UN VANGELO CHE DÀ SCANDALO

Il battesimo di cui parla Gesù nel brano del vangelo di Luca che andremo a leggere oggi è la sua morte di croce. Le sue parole sono dunque quelle di un uomo consapevole, che sa quel che lo attende e che non sarà piacevole.
Se la predicazione di Gesù non avesse dato noia, del resto, nessuno si sarebbe preoccupato di crocifiggerlo. Allo stesso modo, se la nostra testimonianza di cristiani oggi non dà fastidio a nessuno, dove sta la nostra differenza rispetto alla mentalità del mondo?

PRIMA LETTURA
Mi hai partorito uomo di contesa per tutto il paese (Ger 15,10).
In una Gerusalemme assediata dai nemici, Geremia invita a non confidare nella forza delle armi, ma nell’alleanza col Signore, Dio d’Israele. Si tratta di un atteggiamento inaccettabile per i capi del popolo, che vedono nel profeta un sovversivo e una potenziale minaccia per la loro autorità.

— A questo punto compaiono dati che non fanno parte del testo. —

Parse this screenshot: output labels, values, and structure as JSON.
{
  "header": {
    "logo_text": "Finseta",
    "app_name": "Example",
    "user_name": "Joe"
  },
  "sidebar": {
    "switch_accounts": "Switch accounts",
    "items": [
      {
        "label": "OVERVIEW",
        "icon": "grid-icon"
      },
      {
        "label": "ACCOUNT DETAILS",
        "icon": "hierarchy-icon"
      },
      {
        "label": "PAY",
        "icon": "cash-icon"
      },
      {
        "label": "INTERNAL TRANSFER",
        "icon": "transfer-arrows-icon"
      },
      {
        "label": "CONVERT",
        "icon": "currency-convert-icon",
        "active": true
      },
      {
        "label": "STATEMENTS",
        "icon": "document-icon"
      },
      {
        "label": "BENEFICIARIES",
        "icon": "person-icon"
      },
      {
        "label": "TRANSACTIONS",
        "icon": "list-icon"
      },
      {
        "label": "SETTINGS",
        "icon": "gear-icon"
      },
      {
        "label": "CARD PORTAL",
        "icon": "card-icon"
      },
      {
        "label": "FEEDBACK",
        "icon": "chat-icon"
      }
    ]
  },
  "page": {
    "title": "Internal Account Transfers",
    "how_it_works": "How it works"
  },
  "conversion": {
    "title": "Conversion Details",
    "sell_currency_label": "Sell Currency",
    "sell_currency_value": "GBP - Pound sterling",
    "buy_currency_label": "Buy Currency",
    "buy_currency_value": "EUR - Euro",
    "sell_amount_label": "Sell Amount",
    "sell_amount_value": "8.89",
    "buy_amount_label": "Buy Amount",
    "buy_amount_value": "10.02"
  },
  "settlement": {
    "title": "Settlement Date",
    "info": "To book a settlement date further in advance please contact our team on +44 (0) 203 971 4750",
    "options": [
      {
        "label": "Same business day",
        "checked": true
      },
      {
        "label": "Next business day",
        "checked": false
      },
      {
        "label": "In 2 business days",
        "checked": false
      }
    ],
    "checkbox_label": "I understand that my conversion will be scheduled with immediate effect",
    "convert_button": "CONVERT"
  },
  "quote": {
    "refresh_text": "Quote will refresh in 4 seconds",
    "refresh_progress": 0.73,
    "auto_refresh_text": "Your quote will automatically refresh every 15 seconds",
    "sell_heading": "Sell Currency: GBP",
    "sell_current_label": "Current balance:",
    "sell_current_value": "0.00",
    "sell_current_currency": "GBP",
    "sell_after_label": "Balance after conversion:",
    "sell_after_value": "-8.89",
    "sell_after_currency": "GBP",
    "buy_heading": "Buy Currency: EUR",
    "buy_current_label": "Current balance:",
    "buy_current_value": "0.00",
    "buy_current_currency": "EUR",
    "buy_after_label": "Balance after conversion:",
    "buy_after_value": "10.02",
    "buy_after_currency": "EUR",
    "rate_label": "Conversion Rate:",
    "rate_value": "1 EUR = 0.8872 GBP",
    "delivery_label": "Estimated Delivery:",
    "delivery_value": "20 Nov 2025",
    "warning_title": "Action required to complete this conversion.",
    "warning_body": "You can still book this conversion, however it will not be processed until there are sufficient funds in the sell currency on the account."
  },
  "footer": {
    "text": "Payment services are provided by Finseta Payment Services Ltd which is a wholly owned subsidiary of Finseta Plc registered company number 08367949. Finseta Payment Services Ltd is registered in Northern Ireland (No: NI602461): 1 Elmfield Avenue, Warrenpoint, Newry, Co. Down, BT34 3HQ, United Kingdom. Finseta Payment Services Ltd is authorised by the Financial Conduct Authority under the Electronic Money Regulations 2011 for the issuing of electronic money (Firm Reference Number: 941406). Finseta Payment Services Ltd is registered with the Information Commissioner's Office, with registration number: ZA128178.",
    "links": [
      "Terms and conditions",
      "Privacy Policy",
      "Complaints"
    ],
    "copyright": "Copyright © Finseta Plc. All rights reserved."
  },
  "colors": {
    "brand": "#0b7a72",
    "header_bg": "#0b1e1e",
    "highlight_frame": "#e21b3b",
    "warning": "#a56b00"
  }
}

SALMO RESPONSORIALE           Dal Salmo 39 (40)
Come avvenne per Geremia, rinchiuso nella cisterna dai suoi oppositori, il Signore non si dimentica del suo servo fedele e lo trae in salvo.

SECONDA LETTURA
Corriamo con perseveranza nella corsa che ci sta davanti.
Il cristiano che si trovi a fronteggiare l’ostilità della maggioranza, non è solo. Anche Cristo, prima di lui, è stato diffamato e condannato, pur non avendo commesso alcuna colpa.

VANGELO
Non sono venuto a portare pace sulla terra, ma divisione.
Il discepolo di Gesù di Nazaret non è qualcuno a cui va tutto bene. Per quanto possa risultare impopolare, la predicazione del Vangelo implica una distinzione tra bene e male, tra ciò che sarà preservato in vista del Regno e ciò che, facendo parte dell’uomo vecchio, è destinato a perire.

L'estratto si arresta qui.